3

I would like to get a screenshot of a full web page with Selenium python. To do that I used this answer.

But now I would like to divide the screenshot and limit the height of the resulting screenshot to 30 000px. For example, if a webpage height is 40 000px, I would like a first 30 000px screenshot and then a 10 000 px screenshot.

The solution should not be to save the full page and then crop the image, because I need it to work for very long webpages. Indeed it is not possible to get a screenshot with 120 000px height or you get this kind of error :

    raise exception_class(message, screen, stacktrace)
selenium.common.exceptions.WebDriverException: Message: [Exception... "Failure"  nsresult: "0x80004005 (NS_ERROR_FAILURE)"  location: "JS frame :: chrome://marionette/content/capture.js :: capture.canvas :: line 154"  data: no]

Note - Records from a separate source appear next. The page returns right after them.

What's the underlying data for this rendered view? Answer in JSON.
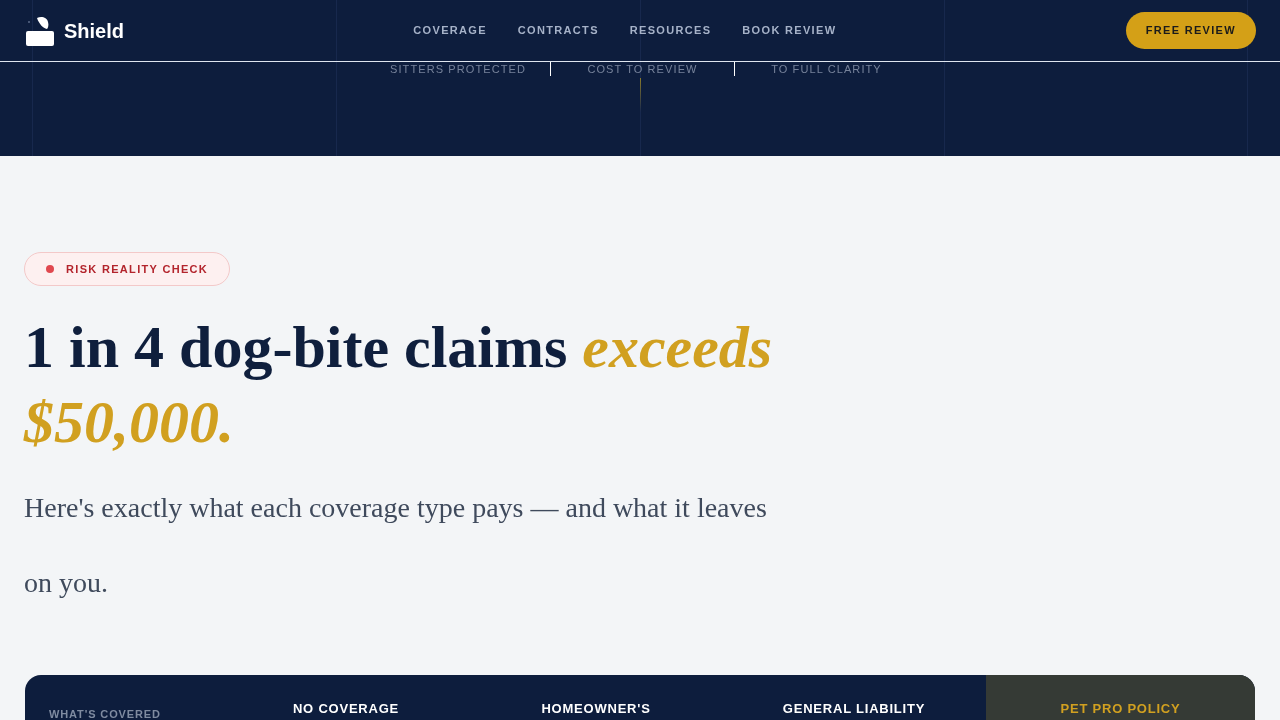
{
  "header": {
    "brand": "Shield",
    "nav": [
      {
        "label": "COVERAGE"
      },
      {
        "label": "CONTRACTS"
      },
      {
        "label": "RESOURCES"
      },
      {
        "label": "BOOK REVIEW"
      }
    ],
    "cta": "FREE REVIEW"
  },
  "hero_stats": [
    {
      "label": "SITTERS PROTECTED"
    },
    {
      "label": "COST TO REVIEW"
    },
    {
      "label": "TO FULL CLARITY"
    }
  ],
  "badge": {
    "label": "RISK REALITY CHECK"
  },
  "headline": "1 in 4 dog-bite claims *exceeds $50,000.*",
  "subtitle": "Here's exactly what each coverage type pays — and what it leaves on you.",
  "comparison_table": {
    "columns": [
      {
        "label": "WHAT'S COVERED",
        "kind": "row_header"
      },
      {
        "label": "NO COVERAGE",
        "kind": "plan"
      },
      {
        "label": "HOMEOWNER'S",
        "kind": "plan"
      },
      {
        "label": "GENERAL LIABILITY",
        "kind": "plan"
      },
      {
        "label": "PET PRO POLICY",
        "kind": "featured"
      }
    ]
  }
}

I tried this but it does not wok at all :

from selenium import webdriver
from selenium.webdriver.firefox.options import Options
from time import sleep

def save_screenshot(d, path):
    max_size = 30000
    original_size = d.get_window_size()
    required_width = d.execute_script('return document.body.parentNode.scrollWidth')+74
    required_height = d.execute_script('return document.body.parentNode.scrollHeight')+74
    if required_height <= max_size:
        d.set_window_size(required_width, required_height)
        d.find_element_by_tag_name('body').screenshot(path)  # avoids scrollbar
    else :
        for i in range(0,int(required_height/max_size)):
            d.set_window_position(0,max_size*i)
            d.set_window_size(required_width, max_size)
            d.find_element_by_tag_name('body').screenshot(path.replace(".png",str(i+1)+".png"))
        d.set_window_position(0,max_size*int(required_height/max_size))
        d.set_window_size(required_width, required_height%max_size)
        d.find_element_by_tag_name('body').screenshot(path.replace(".png",str(int(required_height/max_size)+1)+".png"))
        d.set_window_position(0,0)
    d.set_window_size(original_size['width'], original_size['height'])

if __name__ == '__main__':
    options = Options()
    options.headless = True
    driver = webdriver.Firefox(options=options,executable_path=r"C:/Users/path/geckodriver.exe")
    driver.get("http://www.lwb.com/")
    sleep(3)
    save_screenshot(driver,"C:/Users/path/test.png")
    driver.close()

Can someone help me here please ?

Thank you,

Mylha

mylha
  • 55
  • 1
  • 6
  • In Chrome you can use `screenshot()` to save only selected tag in file. In Firefox it doesn't work and it aways save full page. – furas Apr 27 '19 at 21:36

1 Answers1

-1

you can crop the saved screenshot using pillow pip install pillow

def crop_image(img, img_limit):
    img_width, img_height = img.size
    crop_dim = (0, 0, img_width, img_limit) # left top right bottom
    cropped_img = img.crop(crop_dim)
    return cropped_img

after doing save_screenshot(driver, "path/to/img"), do the following :

from PIL import Image

img_limit = 30000 # your image size limit
img = Image.open("path/to/img")
img = crop_image(img, img_limit)
img.save("path/to/img")

if you don't want to save the image before you manipulate it you can use get_screenshot_as_png, which will return binary data instead of saving it :

from PIL import Image
from io import BytesIO

img_limit = 30000 # your image size limit
img_binary = driver.get_screenshot_as_png()
img = Image.open(BytesIO(img_binary))
img = crop_image(img, img_limit)
img.save("path/to/save")

make sure to do del img and del img_binary when you're done to delete the binary data from memory

in order to take one screenshot of the entire page, do this:

from selenium import webdriver

DRIVER_PATH = "path/to/chrome/driver"
URL = "site.url"

options = webdriver.ChromeOptions()
options.add_argument("headless")
driver  =  webdriver.Chrome(executable_path = DRIVER_PATH, chrome_options = options)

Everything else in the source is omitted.